O Alpine A110 elétrico deu um passo ousado rumo ao futuro com a estreia do protótipo A110 Future no Festival de Goodwood, na Inglaterra, na segunda semana de julho. O modelo, que será lançado oficialmente em 2027, representa a primeira incursão da marca francesa no segmento de esportivos elétricos sem abrir mão do DNA que consagrou sua versão a combustão: dinâmica impecável e baixo peso.
Plataforma exclusiva em alumínio: a alma do novo A110
Diferente de seus irmãos elétricos — como o Renault A290 e A390, que compartilham plataformas genéricas — o Alpine A110 Future nasce sobre uma base em alumínio desenvolvida do zero.
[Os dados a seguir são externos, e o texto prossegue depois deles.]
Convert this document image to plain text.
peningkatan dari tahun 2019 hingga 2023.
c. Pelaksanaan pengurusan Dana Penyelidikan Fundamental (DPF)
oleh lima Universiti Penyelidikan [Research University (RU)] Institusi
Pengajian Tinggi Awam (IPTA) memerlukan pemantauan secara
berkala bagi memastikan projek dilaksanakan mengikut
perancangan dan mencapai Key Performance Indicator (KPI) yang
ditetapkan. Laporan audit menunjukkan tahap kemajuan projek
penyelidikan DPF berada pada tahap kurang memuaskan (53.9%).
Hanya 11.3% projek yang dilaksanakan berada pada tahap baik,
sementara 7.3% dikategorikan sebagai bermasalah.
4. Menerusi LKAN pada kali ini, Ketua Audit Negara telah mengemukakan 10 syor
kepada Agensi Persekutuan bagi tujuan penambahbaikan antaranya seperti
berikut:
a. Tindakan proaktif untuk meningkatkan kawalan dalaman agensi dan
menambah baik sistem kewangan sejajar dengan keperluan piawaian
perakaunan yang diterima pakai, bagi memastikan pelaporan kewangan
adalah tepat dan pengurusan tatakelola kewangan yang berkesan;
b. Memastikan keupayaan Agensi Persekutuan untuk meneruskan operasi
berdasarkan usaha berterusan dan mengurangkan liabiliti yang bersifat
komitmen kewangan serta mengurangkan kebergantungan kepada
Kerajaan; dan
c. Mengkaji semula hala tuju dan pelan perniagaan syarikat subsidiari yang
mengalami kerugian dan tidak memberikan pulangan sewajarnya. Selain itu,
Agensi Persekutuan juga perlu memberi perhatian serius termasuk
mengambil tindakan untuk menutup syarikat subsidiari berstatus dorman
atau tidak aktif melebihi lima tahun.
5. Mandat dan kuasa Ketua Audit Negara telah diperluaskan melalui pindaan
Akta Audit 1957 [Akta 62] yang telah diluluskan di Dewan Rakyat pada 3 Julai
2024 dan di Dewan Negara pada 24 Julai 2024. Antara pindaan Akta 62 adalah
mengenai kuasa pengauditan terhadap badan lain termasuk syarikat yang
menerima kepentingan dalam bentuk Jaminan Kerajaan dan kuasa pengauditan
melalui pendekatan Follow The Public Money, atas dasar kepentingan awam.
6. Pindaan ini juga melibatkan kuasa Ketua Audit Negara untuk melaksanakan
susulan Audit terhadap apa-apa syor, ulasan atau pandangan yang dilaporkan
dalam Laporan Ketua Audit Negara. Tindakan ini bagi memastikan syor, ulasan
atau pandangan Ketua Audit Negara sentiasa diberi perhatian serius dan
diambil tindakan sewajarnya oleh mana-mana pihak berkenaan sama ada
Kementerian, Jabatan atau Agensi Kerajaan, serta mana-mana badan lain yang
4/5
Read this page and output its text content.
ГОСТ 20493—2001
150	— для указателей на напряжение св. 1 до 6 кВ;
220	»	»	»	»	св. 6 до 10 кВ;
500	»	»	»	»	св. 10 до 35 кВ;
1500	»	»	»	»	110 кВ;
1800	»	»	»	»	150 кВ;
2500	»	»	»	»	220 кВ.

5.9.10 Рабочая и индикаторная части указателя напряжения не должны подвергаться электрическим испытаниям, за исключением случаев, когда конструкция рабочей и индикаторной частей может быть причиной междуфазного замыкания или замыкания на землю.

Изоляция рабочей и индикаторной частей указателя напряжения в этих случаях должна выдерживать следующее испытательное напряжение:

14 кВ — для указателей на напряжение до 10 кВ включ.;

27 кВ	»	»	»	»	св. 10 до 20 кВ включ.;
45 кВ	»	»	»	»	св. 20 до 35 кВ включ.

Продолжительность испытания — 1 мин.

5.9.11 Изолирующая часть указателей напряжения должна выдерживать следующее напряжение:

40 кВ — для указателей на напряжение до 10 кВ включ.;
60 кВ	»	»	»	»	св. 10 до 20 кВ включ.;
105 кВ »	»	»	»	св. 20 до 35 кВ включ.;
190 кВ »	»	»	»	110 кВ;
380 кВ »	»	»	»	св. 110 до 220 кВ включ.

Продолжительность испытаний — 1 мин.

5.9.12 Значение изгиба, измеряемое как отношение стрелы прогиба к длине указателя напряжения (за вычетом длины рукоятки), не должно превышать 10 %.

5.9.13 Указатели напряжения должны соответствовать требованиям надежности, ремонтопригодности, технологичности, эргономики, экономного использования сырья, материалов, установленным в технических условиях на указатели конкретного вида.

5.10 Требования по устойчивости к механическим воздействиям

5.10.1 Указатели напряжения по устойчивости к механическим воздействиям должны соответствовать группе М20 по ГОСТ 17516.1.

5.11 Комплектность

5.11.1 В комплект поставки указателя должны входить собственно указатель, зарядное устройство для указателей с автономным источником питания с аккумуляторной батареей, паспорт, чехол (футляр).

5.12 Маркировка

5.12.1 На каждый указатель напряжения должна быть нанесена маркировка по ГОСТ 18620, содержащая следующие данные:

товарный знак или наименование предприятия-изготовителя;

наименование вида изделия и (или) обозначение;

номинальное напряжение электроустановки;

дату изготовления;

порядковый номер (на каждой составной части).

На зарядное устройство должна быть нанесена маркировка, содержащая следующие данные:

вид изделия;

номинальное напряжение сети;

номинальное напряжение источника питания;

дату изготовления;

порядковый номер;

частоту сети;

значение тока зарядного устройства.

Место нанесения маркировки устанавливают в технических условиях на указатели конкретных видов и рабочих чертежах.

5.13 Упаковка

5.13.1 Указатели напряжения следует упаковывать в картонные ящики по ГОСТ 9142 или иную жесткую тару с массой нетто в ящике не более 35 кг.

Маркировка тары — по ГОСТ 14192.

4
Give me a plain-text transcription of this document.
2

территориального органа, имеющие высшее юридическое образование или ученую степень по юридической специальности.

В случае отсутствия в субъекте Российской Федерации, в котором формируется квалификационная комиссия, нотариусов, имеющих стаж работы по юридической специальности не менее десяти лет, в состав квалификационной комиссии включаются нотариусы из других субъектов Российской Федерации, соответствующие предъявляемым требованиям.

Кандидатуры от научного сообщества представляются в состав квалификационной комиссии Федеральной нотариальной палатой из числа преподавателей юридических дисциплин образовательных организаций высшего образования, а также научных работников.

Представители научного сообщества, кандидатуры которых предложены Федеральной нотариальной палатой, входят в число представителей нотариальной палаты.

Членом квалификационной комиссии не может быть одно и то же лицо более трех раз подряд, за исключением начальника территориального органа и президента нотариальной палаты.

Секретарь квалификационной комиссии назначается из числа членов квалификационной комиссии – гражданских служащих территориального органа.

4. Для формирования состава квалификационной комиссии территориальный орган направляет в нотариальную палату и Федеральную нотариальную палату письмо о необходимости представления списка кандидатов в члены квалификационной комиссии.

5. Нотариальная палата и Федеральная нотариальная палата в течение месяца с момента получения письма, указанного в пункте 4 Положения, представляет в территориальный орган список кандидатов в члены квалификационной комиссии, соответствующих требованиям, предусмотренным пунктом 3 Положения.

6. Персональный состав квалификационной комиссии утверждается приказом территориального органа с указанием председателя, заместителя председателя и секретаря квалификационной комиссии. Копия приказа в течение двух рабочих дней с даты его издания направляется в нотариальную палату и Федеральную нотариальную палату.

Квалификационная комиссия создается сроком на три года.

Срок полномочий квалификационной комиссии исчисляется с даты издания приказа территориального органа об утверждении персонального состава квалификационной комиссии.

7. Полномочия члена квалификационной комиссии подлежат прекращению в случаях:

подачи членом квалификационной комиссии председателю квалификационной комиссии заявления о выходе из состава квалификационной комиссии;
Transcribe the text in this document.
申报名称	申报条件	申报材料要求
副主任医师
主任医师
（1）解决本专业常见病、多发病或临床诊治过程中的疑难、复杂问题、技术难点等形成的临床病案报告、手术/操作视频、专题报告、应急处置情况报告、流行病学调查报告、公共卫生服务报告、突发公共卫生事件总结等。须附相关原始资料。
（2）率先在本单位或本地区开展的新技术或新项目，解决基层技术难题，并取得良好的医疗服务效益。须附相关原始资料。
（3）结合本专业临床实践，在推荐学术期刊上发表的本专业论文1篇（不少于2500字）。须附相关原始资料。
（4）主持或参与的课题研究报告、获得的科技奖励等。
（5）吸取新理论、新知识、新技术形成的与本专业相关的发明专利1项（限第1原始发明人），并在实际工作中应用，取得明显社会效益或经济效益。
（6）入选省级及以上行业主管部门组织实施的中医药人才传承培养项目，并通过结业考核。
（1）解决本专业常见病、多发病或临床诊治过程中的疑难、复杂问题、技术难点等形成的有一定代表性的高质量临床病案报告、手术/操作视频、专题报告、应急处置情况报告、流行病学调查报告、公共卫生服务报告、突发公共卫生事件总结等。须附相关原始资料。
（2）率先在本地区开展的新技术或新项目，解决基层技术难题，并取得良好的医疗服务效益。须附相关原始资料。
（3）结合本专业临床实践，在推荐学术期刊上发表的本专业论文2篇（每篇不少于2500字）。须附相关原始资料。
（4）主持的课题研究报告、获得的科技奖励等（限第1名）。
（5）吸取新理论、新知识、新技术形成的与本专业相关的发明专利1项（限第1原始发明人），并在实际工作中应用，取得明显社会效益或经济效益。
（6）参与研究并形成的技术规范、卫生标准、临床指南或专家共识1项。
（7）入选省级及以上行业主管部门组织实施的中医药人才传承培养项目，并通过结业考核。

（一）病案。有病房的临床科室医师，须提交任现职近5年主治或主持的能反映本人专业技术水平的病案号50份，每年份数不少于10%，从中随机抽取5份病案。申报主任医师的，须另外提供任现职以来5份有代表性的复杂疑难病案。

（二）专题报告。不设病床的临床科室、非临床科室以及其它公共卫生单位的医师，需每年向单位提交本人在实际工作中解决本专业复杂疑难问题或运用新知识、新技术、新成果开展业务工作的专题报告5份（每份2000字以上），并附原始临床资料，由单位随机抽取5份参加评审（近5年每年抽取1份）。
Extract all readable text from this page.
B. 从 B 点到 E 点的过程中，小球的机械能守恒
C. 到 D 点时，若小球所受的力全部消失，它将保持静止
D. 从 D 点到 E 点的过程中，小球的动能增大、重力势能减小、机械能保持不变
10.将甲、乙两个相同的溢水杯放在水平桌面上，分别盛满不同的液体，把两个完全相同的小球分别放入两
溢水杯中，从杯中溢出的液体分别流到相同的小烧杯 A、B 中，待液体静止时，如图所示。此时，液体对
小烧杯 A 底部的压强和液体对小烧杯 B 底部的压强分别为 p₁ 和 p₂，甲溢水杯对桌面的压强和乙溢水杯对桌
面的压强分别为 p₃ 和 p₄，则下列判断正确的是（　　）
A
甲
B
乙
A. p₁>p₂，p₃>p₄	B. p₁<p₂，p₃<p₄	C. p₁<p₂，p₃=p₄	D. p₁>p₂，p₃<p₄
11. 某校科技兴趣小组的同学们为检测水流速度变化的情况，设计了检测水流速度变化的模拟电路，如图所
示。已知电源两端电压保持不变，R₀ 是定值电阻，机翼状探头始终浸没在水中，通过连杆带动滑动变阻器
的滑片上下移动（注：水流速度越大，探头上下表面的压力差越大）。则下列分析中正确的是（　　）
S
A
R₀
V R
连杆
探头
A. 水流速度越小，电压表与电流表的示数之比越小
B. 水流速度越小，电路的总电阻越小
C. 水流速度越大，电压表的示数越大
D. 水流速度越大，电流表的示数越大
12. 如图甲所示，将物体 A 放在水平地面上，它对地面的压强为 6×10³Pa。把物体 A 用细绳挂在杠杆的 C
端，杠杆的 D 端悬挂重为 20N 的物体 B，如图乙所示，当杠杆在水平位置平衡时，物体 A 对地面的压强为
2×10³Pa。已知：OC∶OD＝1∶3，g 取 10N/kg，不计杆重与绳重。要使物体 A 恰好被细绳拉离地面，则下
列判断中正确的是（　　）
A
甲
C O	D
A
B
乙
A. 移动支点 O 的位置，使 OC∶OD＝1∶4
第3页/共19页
Essa escolha não foi apenas uma decisão de engenharia, mas uma necessidade para garantir que o esportivo mantivesse sua essência: um centro de gravidade baixo e distribuição de peso equilibrada, elementos que definem a performance de um carro esportivo.
Baterias divididas: a engenharia por trás do equilíbrio
Um dos diferenciais mais notáveis do A110 Future é a adoção de um sistema de baterias dividido, com 40% do peso na dianteira e 60% na traseira. Essa configuração não apenas simula a distribuição de um carro com motor central — como o lendário Porsche 911 — mas também otimiza a estabilidade nas curvas e a agilidade. A meta de peso total, de apenas 1.450 kg, reforça o compromisso da marca em não sacrificar a eficiência pela performance.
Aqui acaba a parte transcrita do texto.